You Can't Be Everything
I saw a pizza place yesterday with a menu the size of a newspaper.
Pizza, sure. But also burgers. And tacos. Thai food. Sushi. Breakfast all day. Desserts. Smoothies.
Fifty items, easy.
I didn't order anything. Walked out.
If you're trying to be everything, you're not good at anything.
I Used to Cram Everything Into My Work
My first novel had six subplots.
A romance. A murder mystery. A political conspiracy. Family drama. A heist. And a coming-of-age arc.
I thought more meant better. Give readers everything they could want in one book.
What I actually created was a mess. Nothing got enough space to breathe. Every subplot was half-developed. The book tried to be everything and ended up being nothing.
I had to cut four subplots.
It hurt. Those were good ideas. But the book wasn't about those ideas. It was about one thing—and cramming in everything else was killing it.
The real power came when I let it be what it was supposed to be, not everything I wanted to create.
The Pattern Shows Up Everywhere
I see this in business constantly.
A coach who offers life coaching, business coaching, health coaching, relationship coaching, and career coaching.
Who do you call them for?

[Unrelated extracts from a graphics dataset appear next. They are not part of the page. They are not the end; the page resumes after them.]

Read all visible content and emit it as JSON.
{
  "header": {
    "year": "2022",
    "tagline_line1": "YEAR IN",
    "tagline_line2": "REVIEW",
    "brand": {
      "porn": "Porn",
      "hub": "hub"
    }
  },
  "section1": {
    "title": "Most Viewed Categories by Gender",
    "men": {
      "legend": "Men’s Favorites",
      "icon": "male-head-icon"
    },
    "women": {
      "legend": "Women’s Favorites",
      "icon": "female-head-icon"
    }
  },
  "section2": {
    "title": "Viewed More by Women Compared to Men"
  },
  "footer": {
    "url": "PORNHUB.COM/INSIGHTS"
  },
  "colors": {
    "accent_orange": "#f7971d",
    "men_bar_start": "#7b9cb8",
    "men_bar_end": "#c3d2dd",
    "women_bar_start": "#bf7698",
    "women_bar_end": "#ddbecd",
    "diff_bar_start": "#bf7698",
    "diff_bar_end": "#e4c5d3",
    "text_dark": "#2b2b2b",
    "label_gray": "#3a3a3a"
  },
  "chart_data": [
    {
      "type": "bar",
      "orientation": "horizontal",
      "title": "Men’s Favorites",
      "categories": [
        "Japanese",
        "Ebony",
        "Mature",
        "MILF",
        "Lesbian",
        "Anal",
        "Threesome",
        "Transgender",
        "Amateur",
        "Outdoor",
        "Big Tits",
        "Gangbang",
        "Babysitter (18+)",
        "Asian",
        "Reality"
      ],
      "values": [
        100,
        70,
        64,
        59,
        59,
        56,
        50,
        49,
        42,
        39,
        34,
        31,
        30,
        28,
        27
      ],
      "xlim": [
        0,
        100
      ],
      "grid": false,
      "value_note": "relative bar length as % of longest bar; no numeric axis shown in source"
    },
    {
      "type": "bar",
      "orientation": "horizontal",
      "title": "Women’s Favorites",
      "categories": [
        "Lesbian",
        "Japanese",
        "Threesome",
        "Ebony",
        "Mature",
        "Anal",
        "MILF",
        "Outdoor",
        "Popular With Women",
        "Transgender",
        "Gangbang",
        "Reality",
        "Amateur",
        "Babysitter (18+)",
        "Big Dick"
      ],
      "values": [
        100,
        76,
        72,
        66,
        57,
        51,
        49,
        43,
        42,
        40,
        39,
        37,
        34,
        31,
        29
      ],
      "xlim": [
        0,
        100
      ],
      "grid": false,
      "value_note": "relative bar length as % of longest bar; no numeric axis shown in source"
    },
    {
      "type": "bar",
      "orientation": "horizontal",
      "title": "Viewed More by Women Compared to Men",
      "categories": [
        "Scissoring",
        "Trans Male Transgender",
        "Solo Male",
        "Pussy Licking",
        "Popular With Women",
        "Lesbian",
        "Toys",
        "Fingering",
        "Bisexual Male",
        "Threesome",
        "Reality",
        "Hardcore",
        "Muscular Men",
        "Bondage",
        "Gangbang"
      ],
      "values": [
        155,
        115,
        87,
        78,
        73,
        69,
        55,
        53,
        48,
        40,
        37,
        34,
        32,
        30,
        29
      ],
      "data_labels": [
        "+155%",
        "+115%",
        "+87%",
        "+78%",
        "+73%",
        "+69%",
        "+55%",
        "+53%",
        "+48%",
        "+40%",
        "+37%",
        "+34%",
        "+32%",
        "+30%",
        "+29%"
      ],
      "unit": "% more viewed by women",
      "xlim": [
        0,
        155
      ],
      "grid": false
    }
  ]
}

Everything, apparently. Which means nothing, really.
The coaches who succeed pick one thing. "I help software engineers transition to management." That's it. Clear. Focused. Powerful.
Same with my blog. I wanted to write about writing, business, productivity, psychology, philosophy, cooking, and travel.
Sounds impressive. Actually just confusing.
When I narrowed it to "systems for creators who build things," everything got clearer. I knew what to write. Readers knew what they'd get.
Even my morning routine. I tried to fit in meditation, journaling, exercise, reading, planning, learning a language, and creative work—all before 8am.
It lasted two days.
Now my morning is three things: coffee, write, move. That's it. It actually works because it's not trying to be everything.
Focus isn't limiting. It's what makes something powerful enough to matter.
Why We Resist Cutting
Cutting feels like loss.
Every idea you remove is something you worked on. Something that could be good. Something you're excited about.
But here's the truth: trying to include everything weakens all of it.
Your novel doesn't need six subplots. It needs one great one.
Your business doesn't need fifteen services. It needs one you're known for.
Your art doesn't need to express every emotion. It needs to nail one.
Permission to Narrow
You're allowed to let your work be one thing.
Not because the other ideas are bad. Because trying to be everything dilutes what makes your work special.
Cut what doesn't serve the core. Even if it hurts. Even if those ideas are good.
Let it be what it's going to be.
Try This Today
Look at something you're creating—a project, a business, a piece of art.
Write down everything it's trying to be or do.
Now cross out half of it.
Not because those ideas are bad. Because focus is where the real power lives.
What do you need to cut from your current project?